The growth in outsourced customer service is correlated with a 3% decline in real wages for U.S. customer service representatives over the past decade and the constant threat of offshoring hangs over U.S. workers who have made careers for themselves in the customer service industry.

The “U.S. Call Center Worker and Consumer Protection Act (S.1792 and H.R. 3219) would ensure that taxpayer dollars are not rewarding companies that offshore their customer service work and would give consumers the power to decide where to have their calls handled. The legislation would:

  • Disclose Call Center Location to U.S. Consumers : The legislation would require the relocated overseas call center agent to disclose their name and physical location of their operation. For example, a customer may hear, “Hello, my name is Jane from Manila.”

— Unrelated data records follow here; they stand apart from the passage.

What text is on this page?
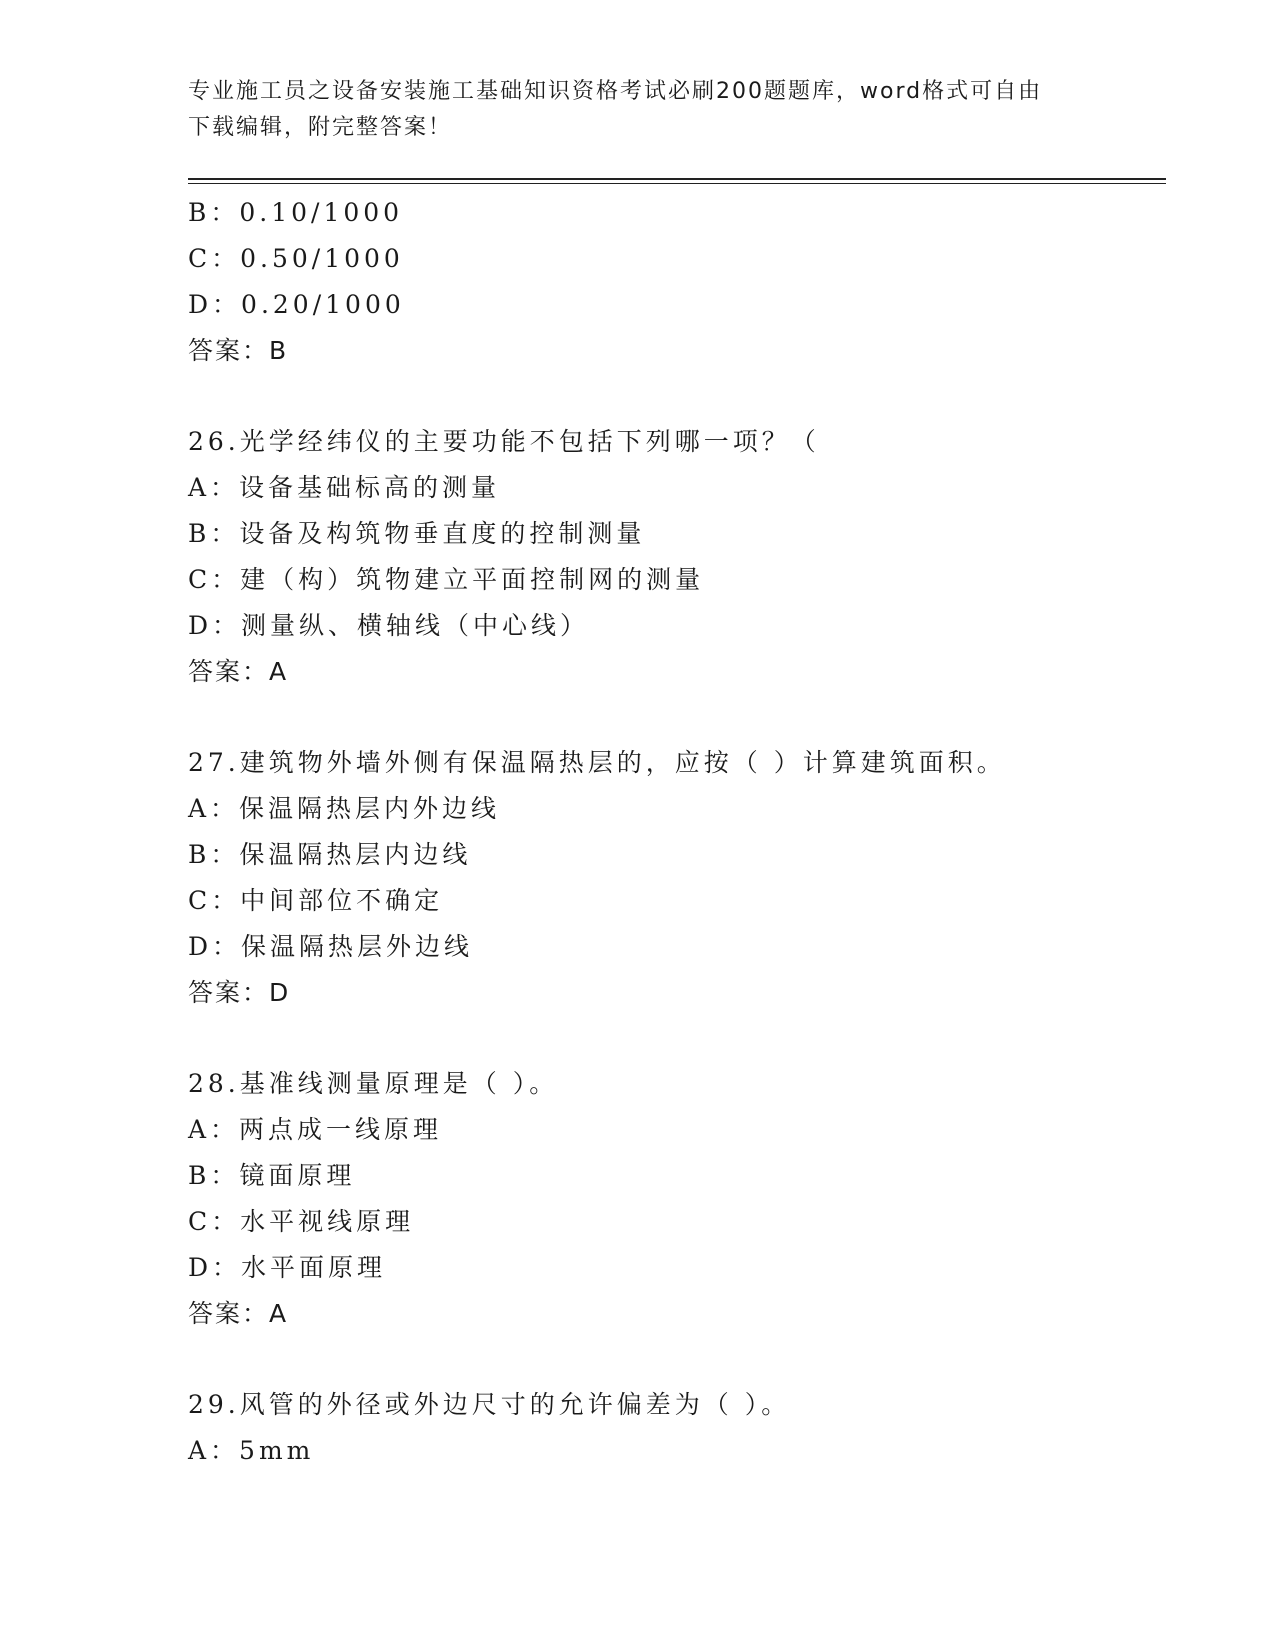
专业施工员之设备安装施工基础知识资格考试必刷200题题库，word格式可自由
下载编辑，附完整答案！
B：0.10/1000
C：0.50/1000
D：0.20/1000
答案：B
26.光学经纬仪的主要功能不包括下列哪一项？（
A：设备基础标高的测量
B：设备及构筑物垂直度的控制测量
C：建（构）筑物建立平面控制网的测量
D：测量纵、横轴线（中心线）
答案：A
27.建筑物外墙外侧有保温隔热层的，应按（ ）计算建筑面积。
A：保温隔热层内外边线
B：保温隔热层内边线
C：中间部位不确定
D：保温隔热层外边线
答案：D
28.基准线测量原理是（ ）。
A：两点成一线原理
B：镜面原理
C：水平视线原理
D：水平面原理
答案：A
29.风管的外径或外边尺寸的允许偏差为（ ）。
A：5mm
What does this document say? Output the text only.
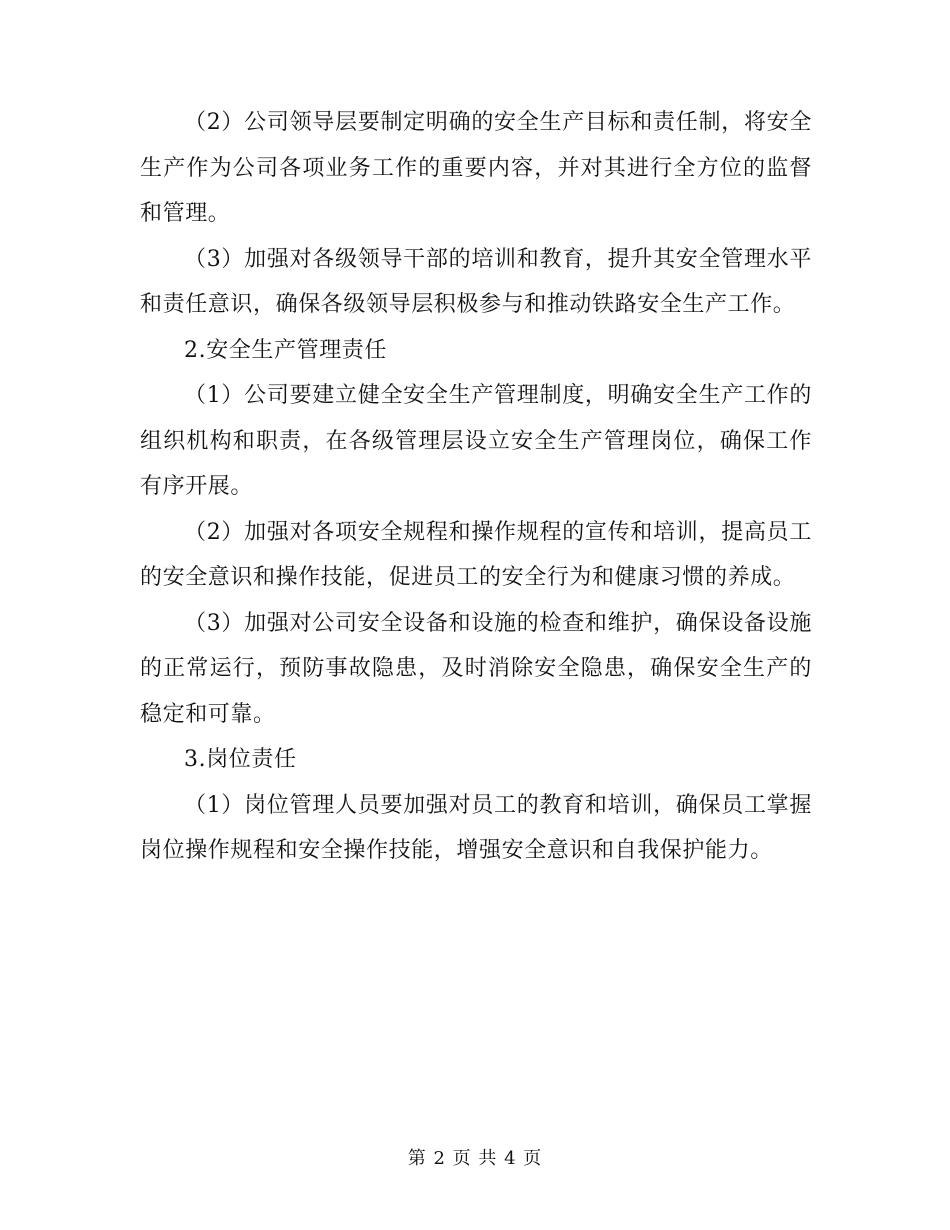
（2）公司领导层要制定明确的安全生产目标和责任制，将安全生产作为公司各项业务工作的重要内容，并对其进行全方位的监督和管理。

（3）加强对各级领导干部的培训和教育，提升其安全管理水平和责任意识，确保各级领导层积极参与和推动铁路安全生产工作。

2.安全生产管理责任

（1）公司要建立健全安全生产管理制度，明确安全生产工作的组织机构和职责，在各级管理层设立安全生产管理岗位，确保工作有序开展。

（2）加强对各项安全规程和操作规程的宣传和培训，提高员工的安全意识和操作技能，促进员工的安全行为和健康习惯的养成。

（3）加强对公司安全设备和设施的检查和维护，确保设备设施的正常运行，预防事故隐患，及时消除安全隐患，确保安全生产的稳定和可靠。

3.岗位责任

（1）岗位管理人员要加强对员工的教育和培训，确保员工掌握岗位操作规程和安全操作技能，增强安全意识和自我保护能力。

第 2 页 共 4 页
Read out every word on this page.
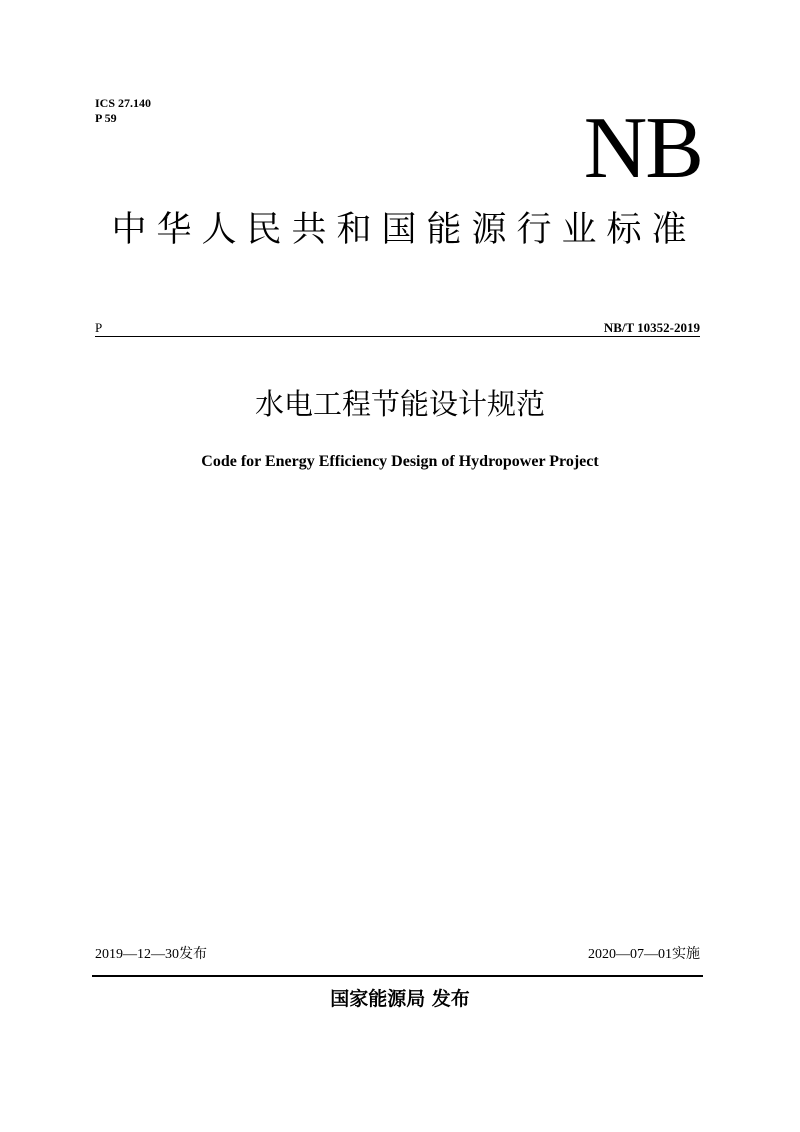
ICS 27.140
P 59	NB
中华人民共和国能源行业标准
P	NB/T 10352-2019
水电工程节能设计规范
Code for Energy Efficiency Design of Hydropower Project
2019—12—30发布	2020—07—01实施
国家能源局 发布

  • Right to Transfer : U.S. consumers would have the right to request that the call be transferred to a customer service agent who is physically located in the U.S.
  • Create a “Bad Actor” List of U.S. Companies That Make a Practice of Sending U.S. Jobs Overseas : The legislation would require creation of a publicly available list, maintained by the Department of Labor, of all employers that have relocated all or a significant portion of their customer service work overseas. These companies would be ineligible for federal grants or guaranteed loans. Preference would be given to U.S. employers that do not appear on the list when awarding civilian or defense-related contracts. Employers that relocate a call center would remain on the list for up to 5 years after each instance of relocating a call center.
  • List Removal : If a “bad actor” relocates an offshore call center to the U.S. -- brings jobs back -- they will be removed from the bad actor list.